Mas a disputa política em torno da emoção não parou por aí e nem se deteve em um único lado. Simpatizantes de Lula mobilizaram a indignação contra o desrespeito à regra emocional como forma de acusar adversários, sensibilizar a população e mobilizar a militância. Note-se que não há aqui qualquer acusação de falso moralismo ou de cinismo, pois é absolutamente provável que essas pessoas que promoveram a indignação tenham a sentido verdadeiramente. Mas isso não elimina o fato de que essa indignação também componha a política das emoções que atravessa a história recente brasileira. A política vinculou-se assim ao discurso moral, que encontrou nos médicos que vazaram o exame e desejaram a morte de Dona Marisa seus alvos principais. O que também se deu com exageros passionais, como, por exemplo, na publicação do endereço residencial dos médicos, em uma incitação implícita a se fazer justiça por conta própria.

E foi a própria manifestação de indignação entre os simpatizantes de Lula que os levou a cair em uma cilada, dando munição para o outro lado reverter os argumentos morais. A visita da comitiva presidencial liderada por Michel Temer poderia ter tido o mesmo sentido que a de Fernando Henrique (elogiada pelos dois lados do espectro político). Mas, ao invés de levar ao arrefecimento dos ânimos em torno de uma solidariedade acima da política, ela acabou por lançar mais lenha na fogueira. É possível que não tenha sido acidental a escolha da comitiva presidencial de entrar pela porta da frente do hospital, onde estavam reunidos todos os simpatizantes de Lula. Como se sabe, havia uma porta lateral que garantia um acesso discreto, entrada que foi a opção de Fernando Henrique, mas que, mesmo sendo a escolha mais óbvia, não foi a da comitiva. O resultado foi o esperado: a comitiva foi ofendida por seus adversários políticos em um momento de calorosa indignação. Simultaneamente, um boato foi lançado por um jornalista da grande imprensa sobre um possível diálogo de articulação política entre Lula e Temer, que colocava Lula como falseador do luto e traidor da militância petista. Foi então fornecida a munição para os antipetistas inverterem a retórica do desrespeito, com a acusação de hipocrisia e uso político da morte por parte de Lula e seus simpatizantes. Acusação que era um argumento emocional para suspender de vez qualquer empatia com os petistas.
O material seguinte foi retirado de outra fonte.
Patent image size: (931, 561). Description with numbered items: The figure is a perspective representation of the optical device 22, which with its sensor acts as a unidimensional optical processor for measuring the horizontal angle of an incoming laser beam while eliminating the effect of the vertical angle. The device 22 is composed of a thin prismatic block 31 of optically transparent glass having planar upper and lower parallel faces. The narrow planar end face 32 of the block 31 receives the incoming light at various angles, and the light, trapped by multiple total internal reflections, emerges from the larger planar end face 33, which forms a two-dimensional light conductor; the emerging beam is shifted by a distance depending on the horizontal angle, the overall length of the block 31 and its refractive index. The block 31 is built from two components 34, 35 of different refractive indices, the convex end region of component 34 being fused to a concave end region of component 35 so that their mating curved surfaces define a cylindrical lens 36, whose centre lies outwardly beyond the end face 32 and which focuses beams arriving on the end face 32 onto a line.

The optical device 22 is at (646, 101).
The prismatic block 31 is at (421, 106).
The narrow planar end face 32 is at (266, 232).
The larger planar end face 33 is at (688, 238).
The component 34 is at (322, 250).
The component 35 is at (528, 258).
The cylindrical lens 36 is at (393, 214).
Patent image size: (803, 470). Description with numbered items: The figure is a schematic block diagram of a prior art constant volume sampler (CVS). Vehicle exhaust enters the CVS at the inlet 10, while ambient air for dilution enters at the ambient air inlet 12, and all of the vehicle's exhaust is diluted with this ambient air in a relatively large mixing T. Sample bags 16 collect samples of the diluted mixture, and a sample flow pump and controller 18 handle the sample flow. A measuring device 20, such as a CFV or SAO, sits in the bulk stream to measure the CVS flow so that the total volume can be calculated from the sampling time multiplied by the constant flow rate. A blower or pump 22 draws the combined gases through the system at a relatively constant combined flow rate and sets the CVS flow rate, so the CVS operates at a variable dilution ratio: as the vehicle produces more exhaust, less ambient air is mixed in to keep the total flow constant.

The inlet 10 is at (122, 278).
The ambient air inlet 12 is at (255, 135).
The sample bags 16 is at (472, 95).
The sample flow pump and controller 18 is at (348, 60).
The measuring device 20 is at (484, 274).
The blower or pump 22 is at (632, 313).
O episódio final da disputa foi o velório. Neste momento máximo de comoção, com amigos, familiares e a população prestando seus pêsames, foi o discurso fúnebre de Lula que se tornou objeto de polêmica. De um lado, inimigos o denunciaram mais uma vez por fazer uso político da morte, o que justificaria o próprio desrespeito de que eram acusados, já que, segundo eles, aquele que havia sido mais desrespeitoso, em última instância, teria sido ele mesmo, Lula. Do outro lado, defensores argumentavam nas redes que ninguém tinha o direito de julgar a dor de Lula e que ele poderia expressá-la como bem entendesse. Afinal, tendo sido um sindicalista e político a vida toda, era mais do que natural que se sentisse e se expressasse como um, ainda mais depois da perseguição jurídico-política que ele e sua mulher teriam sofrido e que ele continuava a sofrer no próprio momento em que enterrava a sua companheira de vida. E aqui um boato também foi mobilizado: o de que o juiz Sérgio Moro teria emitido no dia do velório uma intimação para Lula depor.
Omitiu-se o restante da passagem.